日本では『万葉集』の時代から和歌を詠み、歌い継がれ、この誇るべき文化を共有してきたが、この文化の中心におられたのが天皇であった。
元々は、皇族・貴族等が集い共通の題で歌(和歌)を詠んで披露しあう会を「歌会」といい、宮中では奈良・平安の時代から様々な機会に催され、年中行事としての歌会などのほかに、毎月の月次歌会が催されるようにもなった。これらの中で天皇が年の始めの歌会として催されるものが歌御会が(うたごかいはじめ)と呼ばれていた。
この「歌会始」のもととなる「歌御会始」の起源は必ずしも明らかではないが、鎌倉時代中期、太政官の外記が朝儀、公事を記録した公日記『外記日記』には亀山天皇期の文永4年(1267年)1月15日に宮中で「内裏御会始」という歌会が行われたと記録されているそうだ。
ただし、宮内庁のホームページ(※1)には記されていないがWikipedia-歌会始(※2)によると、以下のように記されている。
“当時は作文始・御遊始(管弦)と合わせた一連の行事として捉えられて御会始と呼ばれており、1日のうちに3つを行うのが通例と考えられていた。また年始に限らず、天皇や治天の君の執政開始後に開催される場合もあった。ただし、御会始そのものは室町時代に中絶しており、『晴和歌御会作法故実』(著者不明であるが、霊元上皇書写の国立歴史民俗博物館所蔵本がある)という書物によれば、後円融天皇永和年間の和歌御会始を模範として後柏原天皇が明応10年(文亀元年/1501年)正月の月次歌会を独立した儀式として執り行ったことが記されており、これが歌会始の直接的起源であると考えられている(参考の★参照)。」・・・と。
だから、歌御会始の起源は、遅くとも鎌倉時代中期の時代まで遡ることができるようだが、以後中断することもあったようだが、江戸時代からはほぼ毎年開催されるようになり、明治維新後も、1869(明治2)年1月に明治天皇により即位後最初の会が京都御所で開かれた。ただ、このとき詠進は、宮内省に置かれた御歌所が行なった。
1926(大正15)年には,皇室儀制令(大正15年皇室令第7号.※3参照)が制定され、その附式に歌会始の式次第が定められた。これにより,古くから歌御会始といわれていたものが、以後は「歌会始」といわれることになった。

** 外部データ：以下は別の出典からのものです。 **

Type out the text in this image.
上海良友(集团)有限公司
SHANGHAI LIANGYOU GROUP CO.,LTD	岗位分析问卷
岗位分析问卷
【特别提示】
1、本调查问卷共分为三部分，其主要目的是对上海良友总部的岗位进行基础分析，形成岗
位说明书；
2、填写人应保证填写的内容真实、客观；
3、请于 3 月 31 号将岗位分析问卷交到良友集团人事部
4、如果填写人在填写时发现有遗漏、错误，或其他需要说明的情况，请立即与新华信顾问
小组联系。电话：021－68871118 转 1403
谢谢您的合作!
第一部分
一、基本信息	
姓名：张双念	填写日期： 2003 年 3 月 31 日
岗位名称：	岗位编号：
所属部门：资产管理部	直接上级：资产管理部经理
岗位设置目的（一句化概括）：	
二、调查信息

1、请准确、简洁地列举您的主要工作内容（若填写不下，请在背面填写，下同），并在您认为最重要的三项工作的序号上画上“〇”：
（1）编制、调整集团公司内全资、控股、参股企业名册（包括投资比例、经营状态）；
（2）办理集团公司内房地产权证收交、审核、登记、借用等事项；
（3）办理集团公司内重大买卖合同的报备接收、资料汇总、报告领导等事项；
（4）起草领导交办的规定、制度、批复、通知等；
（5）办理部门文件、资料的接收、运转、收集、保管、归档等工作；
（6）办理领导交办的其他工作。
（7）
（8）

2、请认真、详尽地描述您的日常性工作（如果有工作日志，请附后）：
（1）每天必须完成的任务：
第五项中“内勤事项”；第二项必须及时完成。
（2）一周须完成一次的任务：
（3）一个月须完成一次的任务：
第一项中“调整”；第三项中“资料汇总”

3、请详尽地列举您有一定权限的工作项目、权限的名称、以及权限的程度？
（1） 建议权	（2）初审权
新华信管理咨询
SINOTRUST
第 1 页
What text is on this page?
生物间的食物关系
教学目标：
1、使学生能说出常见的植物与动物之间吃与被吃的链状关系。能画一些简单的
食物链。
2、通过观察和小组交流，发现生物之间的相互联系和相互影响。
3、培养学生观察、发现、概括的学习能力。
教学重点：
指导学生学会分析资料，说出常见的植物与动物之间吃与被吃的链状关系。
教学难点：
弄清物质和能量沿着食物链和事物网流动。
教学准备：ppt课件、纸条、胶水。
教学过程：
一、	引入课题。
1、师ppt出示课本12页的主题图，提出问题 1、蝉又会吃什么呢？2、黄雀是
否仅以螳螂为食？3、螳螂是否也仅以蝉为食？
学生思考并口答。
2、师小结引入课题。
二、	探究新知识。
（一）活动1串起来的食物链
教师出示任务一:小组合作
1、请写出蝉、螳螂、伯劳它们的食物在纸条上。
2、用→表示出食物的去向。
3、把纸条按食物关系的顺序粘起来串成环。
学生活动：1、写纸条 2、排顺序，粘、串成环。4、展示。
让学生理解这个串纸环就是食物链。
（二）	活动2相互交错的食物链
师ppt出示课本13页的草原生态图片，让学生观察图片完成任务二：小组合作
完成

先の大戦後は宮内省に置かれていた御歌所が廃止され、昭和22年(1947年)より在野の歌人に選歌が委嘱された。また、広く一般の詠進を求めるため、勅題は平易なものとされた。
毎年1月の歌会始の儀では、預選者(入選者)は、式場への参入が認められ、天皇皇后両陛下とともに会場(宮殿「松の間」)に出席。
入選者、選者、特に天皇から指命された召人、皇族、最後に天皇の順に披講される。まず講師(こうじ。全句を節をつけずに読む役)が読み上げ、発声(はっせい。第1句から節をつけて歌う役)が初句を節をつけて歌い、二句以下を講頌(こうしょう。第2句以下を発声に合わせて歌う役)数名が加わって歌い上げるそうだ((現在の概要参照)。
2014(平成26年)年1月1日、天皇ご一家は、新年を迎えられた。天皇陛下は年頭にあたっての所感を宮内庁を通じて文書で公表された。
2011(平成23)年3月11日の東日本大震災から3回目の冬を迎えても原発事故(福島第一原子力発電所事故参照)の影響で地元に戻れない人々や、仮設住宅で暮らす人々に触れ「被災者のことが改めて深く案じられます」とつづられた。そして、又、 陛下は昨年を「多くの人々が様々な困難に直面し、苦労も多かったことと察しています」と振り返られた。新年には、国民皆が苦しい人々の荷を分かち持つとともに「世界の人々とも相携え、平和を求め、良き未来を築くために力を尽くしていくよう願っています」と記された。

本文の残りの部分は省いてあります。